São múmias petrificadas.
O
que notei na leitura do romance de Edmar Oliveira é que ele, embora
narre e conte uma estória bem urdida, há momentos em que se empolga
com a outra história, a história oficiosa e oficial o que se
pode notar com a escolha do título Terra do Fogo, que não
passa de pano de fundo para a verdadeira estória de
ficção. Talvez por curiosidade, se alguém fosse desmontar o
romance, ou condensá-lo, como se fazem aos romances da
revista Seleções, primaria por manter na integra o texto
narrativo, e capar de preferência a dissertação sobre os
incêndios. Claro que a atmosfera do incêndio poderia continuar, mas
em pequenos tópicos, como subtexto, como, por exemplo, o sonho
pesadelo nas paginas 88, 89, 90.
Sei
que Edmar vivenciou, por muito tempo, esta estória, desde menino. O
personagem narrador é autobiográfico. E teve de se utilizar de um
truque, bastante inteligente, muito conhecido na história da
literatura ocidental. Trata–se do resgate de um documento onde
existe um manuscrito, um dossiê, de onde pode-se extrair
uma pista para uma estória. O vazio, as brechas, podem ser
preenchidas pela imaginação e memória criativa do autor.
O
romance de Edmar Oliveira, ainda tem as influencia de seus primeiros
livros, dois, - Ouvindo Vozes, da editora Viera Lent e Von Meduna,
editora Oficina da Palavra, os quais ele mescla crônicas,
contos, relatos, bem acabados, onde traça perfis de
tipos populares, juntamente com seu trabalho acadêmico. Pois a
ênfase dos livros, os anteriores, está colocada em relatar
resultados de pesquisas e projetos.
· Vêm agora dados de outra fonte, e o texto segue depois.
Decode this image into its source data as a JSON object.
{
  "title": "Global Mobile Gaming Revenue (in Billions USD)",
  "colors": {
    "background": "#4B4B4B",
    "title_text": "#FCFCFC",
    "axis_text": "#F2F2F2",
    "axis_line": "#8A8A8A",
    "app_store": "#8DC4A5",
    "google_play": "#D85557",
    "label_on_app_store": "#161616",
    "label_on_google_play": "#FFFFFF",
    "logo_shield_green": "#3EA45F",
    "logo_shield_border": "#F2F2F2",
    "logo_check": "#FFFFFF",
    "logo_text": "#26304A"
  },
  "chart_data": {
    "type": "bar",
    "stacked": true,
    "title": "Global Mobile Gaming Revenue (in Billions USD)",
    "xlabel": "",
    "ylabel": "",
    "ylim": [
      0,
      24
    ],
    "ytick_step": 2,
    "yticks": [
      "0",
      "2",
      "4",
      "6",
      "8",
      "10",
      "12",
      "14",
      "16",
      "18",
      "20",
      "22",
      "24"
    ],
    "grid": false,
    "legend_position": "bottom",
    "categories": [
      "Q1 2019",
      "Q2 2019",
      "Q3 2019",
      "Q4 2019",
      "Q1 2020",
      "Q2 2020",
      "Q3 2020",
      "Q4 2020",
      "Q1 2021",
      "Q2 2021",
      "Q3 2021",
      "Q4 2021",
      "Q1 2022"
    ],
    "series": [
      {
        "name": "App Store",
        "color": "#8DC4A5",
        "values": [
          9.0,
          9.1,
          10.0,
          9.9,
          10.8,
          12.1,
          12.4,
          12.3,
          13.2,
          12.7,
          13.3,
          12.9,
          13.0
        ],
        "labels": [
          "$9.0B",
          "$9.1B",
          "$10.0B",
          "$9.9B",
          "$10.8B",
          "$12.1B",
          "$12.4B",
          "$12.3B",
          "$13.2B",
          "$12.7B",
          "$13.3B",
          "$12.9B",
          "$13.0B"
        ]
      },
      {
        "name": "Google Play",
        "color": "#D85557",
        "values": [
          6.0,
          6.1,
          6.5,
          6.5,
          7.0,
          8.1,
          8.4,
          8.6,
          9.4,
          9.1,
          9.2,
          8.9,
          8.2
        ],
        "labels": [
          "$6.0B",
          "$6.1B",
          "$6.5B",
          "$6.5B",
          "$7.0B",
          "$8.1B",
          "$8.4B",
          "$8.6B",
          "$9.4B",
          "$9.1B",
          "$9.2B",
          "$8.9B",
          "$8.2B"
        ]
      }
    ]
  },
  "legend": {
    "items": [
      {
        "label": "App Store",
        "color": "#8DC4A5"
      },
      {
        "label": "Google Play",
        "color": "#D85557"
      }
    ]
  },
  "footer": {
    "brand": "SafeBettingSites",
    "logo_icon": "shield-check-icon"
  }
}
Com pequenas pitadas de
especiaria devido ao seu estilo leve e envolvente. Este último -
Terra do Fogo, revela a grande potencialidade que o
seu autor tem para a arte de ficção.
De
um pequeno ponto, que é o casamento de Jaci com Inácio, seu primo,
que morre afogado; depois viúva, ainda menina, casa se com
Belizário, um truculento fazendeiro que a maltratava, e o
aparecimento de Absalão, que a tira de seu lugar de
origem, oferecendo lhe liberdade para a
aventura do romance, o autor tricoteia uma estória que
vai perpassando toda uma época com a duração de meio
século. Dentro de todo esse período Jaci se envolve com vários
homens que, em certo momento, representaram algum valor em sua vida.
É a personagem mais exponencial da estória do romance e com ela que
o autor dá inicio ao seu romance
“Depois
da morte de Jaci, aconteceu algo que só agora posso revelar.”
Esta
revelação esta no dossiê. E repare como o romancista aguça logo
no começo a curiosidade do leitor. Jaci já está morta quando a
estória começa, mas, é justamente a personagem mais viva do
romance.
São
muitos os personagens que se aglomeram pelo vasto cenário suburbano
da cidade de Teresina na época dos incêndios. Multidões aflitas,
vendo seus lares devorados pela fúria do fogo, tiveram que pagar
pela modernização arquitetônica da cidade.
O
romance de caráter histórico ainda é uma vertente importante na
literatura ocidental, e o escritor Edmar Oliveira estreia muito bem
neste ramo de ficção. Não obstante, alguns reparos feitos por um
resenhista bisonho que agora volta a enfrentar Guerra e Paz.